En effet,  l’Afrique subsaharienne compte 11% de la population mondiale, supporte 24% de la charge de morbidité et représente moins de 1% des dépenses de santé pour environ 3% du personnel médical mondial (Banque Mondiale).  Pour prendre les choses du bon côté, cet environnement de détresse pourrait conforter dans l’idée  que  le marché des soins de santé reste ouvert en Afrique et devrait attirer des porteurs de financements. Dans cette logique, l’Investment Fund for Health in Africa(2007) doté de 50 millions d’euros et l’Africa Health Fund (2009) qui bénéficie du soutien de la Fondation Bill & Melinda Gates et de plusieurs autres bailleurs de fonds,  ont injecté des sommes importantes dans la viabilisation du secteur privé de la santé en Afrique, en l’occurrence l’industrie pharmaceutique et la dialyse.

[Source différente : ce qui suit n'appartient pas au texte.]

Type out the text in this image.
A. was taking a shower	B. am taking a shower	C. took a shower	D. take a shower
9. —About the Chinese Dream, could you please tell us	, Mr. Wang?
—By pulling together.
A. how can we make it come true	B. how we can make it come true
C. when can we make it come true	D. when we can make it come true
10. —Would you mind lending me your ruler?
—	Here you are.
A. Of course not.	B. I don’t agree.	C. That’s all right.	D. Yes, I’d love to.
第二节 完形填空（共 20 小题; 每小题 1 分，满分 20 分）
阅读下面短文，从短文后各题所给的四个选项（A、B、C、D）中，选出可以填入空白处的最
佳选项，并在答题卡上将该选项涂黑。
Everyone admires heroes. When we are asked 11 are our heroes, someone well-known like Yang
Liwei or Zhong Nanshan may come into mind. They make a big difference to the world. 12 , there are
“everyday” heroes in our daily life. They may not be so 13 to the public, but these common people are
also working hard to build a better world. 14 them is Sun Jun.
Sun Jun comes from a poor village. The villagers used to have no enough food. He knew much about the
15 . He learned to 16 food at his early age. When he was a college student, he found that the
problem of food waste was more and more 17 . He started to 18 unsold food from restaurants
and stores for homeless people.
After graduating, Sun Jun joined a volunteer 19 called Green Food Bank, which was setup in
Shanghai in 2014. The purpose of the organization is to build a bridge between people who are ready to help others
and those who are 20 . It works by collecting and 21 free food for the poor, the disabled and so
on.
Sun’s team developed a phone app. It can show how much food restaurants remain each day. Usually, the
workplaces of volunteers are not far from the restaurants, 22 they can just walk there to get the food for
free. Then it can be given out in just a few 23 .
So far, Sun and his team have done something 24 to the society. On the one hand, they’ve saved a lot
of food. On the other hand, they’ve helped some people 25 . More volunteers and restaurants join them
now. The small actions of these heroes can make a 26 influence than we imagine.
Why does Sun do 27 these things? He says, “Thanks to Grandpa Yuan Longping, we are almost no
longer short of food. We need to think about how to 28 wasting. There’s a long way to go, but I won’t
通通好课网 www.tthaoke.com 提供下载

Sur un plan strictement institutionnel,  la cartographie des établissements  privées de santé héberge un nombre élevé  de centres de santé ou de GIC (Groupe d’initiative commune) Santé clandestins  mis sur pied par des promoteurs animés plus  par la recherche du  gain  que par  la dispensation des soins de santé  articulés sur la déontologie professionnelle. En conséquence, il n’existe aucune possibilité de contrôle et d’évaluation des prestations offertes  en vue  d’améliorer leurs performances et attirer d’éventuels financements.

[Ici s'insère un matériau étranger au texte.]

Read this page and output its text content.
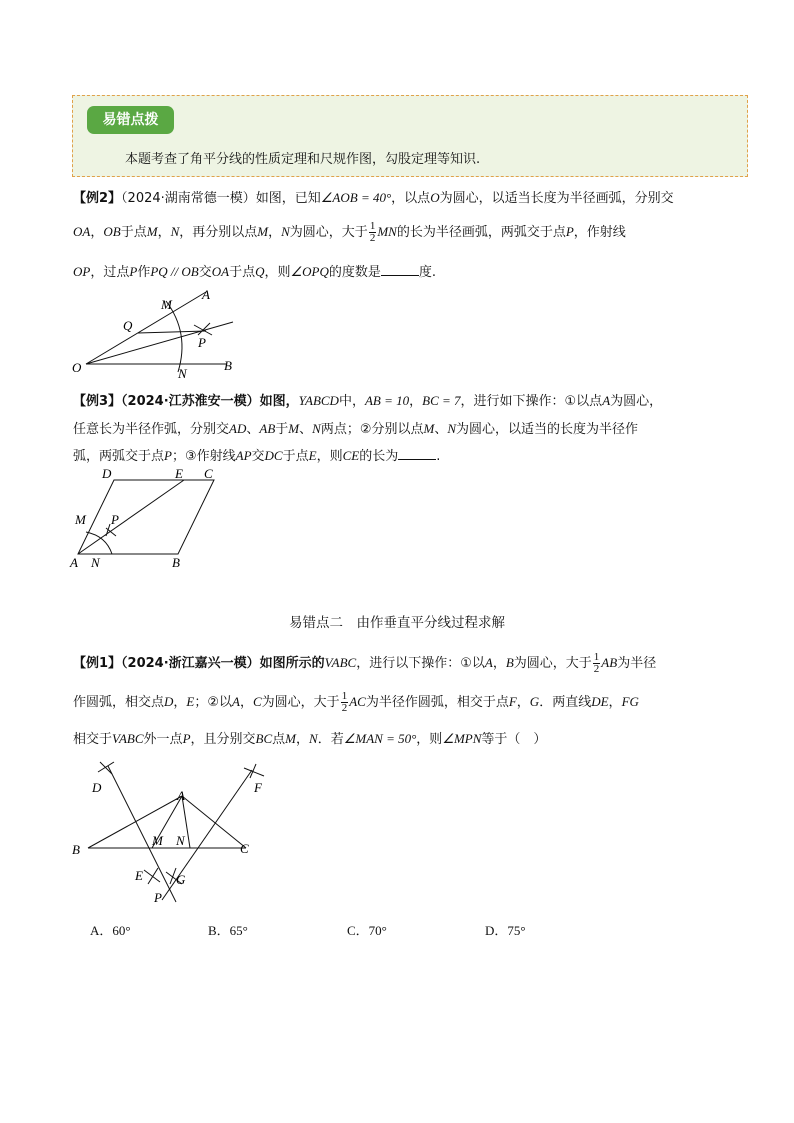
易错点拨
本题考查了角平分线的性质定理和尺规作图，勾股定理等知识.
【例2】（2024·湖南常德一模）如图，已知∠AOB = 40°，以点O为圆心，以适当长度为半径画弧，分别交
OA，OB于点M，N，再分别以点M，N为圆心，大于 $\frac{1}{2}$ MN的长为半径画弧，两弧交于点P，作射线
OP，过点P作PQ // OB交OA于点Q，则∠OPQ的度数是	度.
M
A
Q
P
O	N
B
【例3】（2024·江苏淮安一模）如图，YABCD中，AB = 10，BC = 7，进行如下操作：①以点A为圆心，
任意长为半径作弧，分别交AD、AB于M、N两点；②分别以点M、N为圆心，以适当的长度为半径作
弧，两弧交于点P；③作射线AP交DC于点E，则CE的长为	.
D	E C
M P
A N	B
易错点二　由作垂直平分线过程求解
【例1】（2024·浙江嘉兴一模）如图所示的VABC，进行以下操作：①以A，B为圆心，大于 $\frac{1}{2}$ AB为半径
作圆弧，相交点D，E；②以A，C为圆心，大于 $\frac{1}{2}$ AC为半径作圆弧，相交于点F，G．两直线DE，FG
相交于VABC外一点P，且分别交BC点M，N．若∠MAN = 50°，则∠MPN等于（　）
D
A
F
B
M N
C
E	G
P
A．60°	B．65°	C．70°	D．75°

L’accompagnement de la Banque mondiale

Pourtant,  des lignes de crédits de financement sont disponibles  dans les livres des bailleurs internationaux. Par exemple, la Société financière internationale(SFI), une filiale de la Banque mondiale, se propose de mobiliser près d’un milliard  de dollars sur une période de trois ans  pour contribuer à l’amélioration des conditions de vie des populations,  apporter des appuis financiers au secteur privé  de santé et  aider   les  États africains à  atteindre leurs objectifs. C’est sans doute le sens du prêt de 1,5 million de dollars accordé par la SFI  à  la Clinique  La Providence du Tchad pour  l’accompagner dans l’offre  des services médicaux pour lesquels les Tchadiens se rendent  régulièrement  à l’étranger.

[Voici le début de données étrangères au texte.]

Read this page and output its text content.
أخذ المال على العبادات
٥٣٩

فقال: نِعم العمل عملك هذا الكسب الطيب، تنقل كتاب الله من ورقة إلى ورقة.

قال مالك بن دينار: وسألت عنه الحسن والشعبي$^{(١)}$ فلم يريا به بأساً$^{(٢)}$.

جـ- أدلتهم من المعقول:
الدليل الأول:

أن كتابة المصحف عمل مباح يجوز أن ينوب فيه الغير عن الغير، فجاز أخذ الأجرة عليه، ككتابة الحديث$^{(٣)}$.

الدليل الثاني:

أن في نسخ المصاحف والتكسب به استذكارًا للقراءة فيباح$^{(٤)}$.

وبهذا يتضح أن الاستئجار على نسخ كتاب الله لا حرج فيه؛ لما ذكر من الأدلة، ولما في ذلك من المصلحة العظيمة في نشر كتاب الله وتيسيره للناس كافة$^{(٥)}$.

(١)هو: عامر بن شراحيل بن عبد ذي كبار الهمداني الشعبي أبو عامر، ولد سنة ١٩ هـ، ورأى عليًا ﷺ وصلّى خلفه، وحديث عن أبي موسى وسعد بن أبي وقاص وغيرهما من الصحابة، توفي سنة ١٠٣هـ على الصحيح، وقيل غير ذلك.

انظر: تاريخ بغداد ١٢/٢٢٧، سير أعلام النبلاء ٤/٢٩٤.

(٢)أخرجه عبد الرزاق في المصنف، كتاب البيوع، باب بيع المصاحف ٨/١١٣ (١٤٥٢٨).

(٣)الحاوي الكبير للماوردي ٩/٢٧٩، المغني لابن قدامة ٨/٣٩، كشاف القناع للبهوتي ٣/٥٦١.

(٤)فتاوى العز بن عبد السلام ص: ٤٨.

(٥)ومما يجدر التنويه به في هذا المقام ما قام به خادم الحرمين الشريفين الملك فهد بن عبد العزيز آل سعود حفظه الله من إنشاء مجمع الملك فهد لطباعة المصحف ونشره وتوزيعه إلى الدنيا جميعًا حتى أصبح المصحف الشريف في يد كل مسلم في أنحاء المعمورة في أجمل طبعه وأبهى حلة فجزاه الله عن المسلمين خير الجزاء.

Bien plus,  selon les conclusions d’une étude menée par l’expert français, Marc-Eric Gruenais en 2004, les établissements confessionnels de santé offrent dans certains pays africains plus de 13% de l’ensemble des lits disponibles sur leur territoire.  Quelquefois, ajoute-t-il, ce ratio pourrait atteindre 50% dans certains  pays qui réussissent à lever auprès des bailleurs  des financements de l’ordre de 10 milliards de FCFA (environ 15 300 000 euros) par an pour développer les services aux patients.

Certes,  les années  sont passées et les réalités peuvent avoir évolué. Mais, dans le fond,  il reste envisageable que l’avenir de la prise en charge des patients africains repose sur le secteur privé de santé, plus à même de s’approprier les exigences de la gouvernance managériale et de la qualité de soins  aux usagers.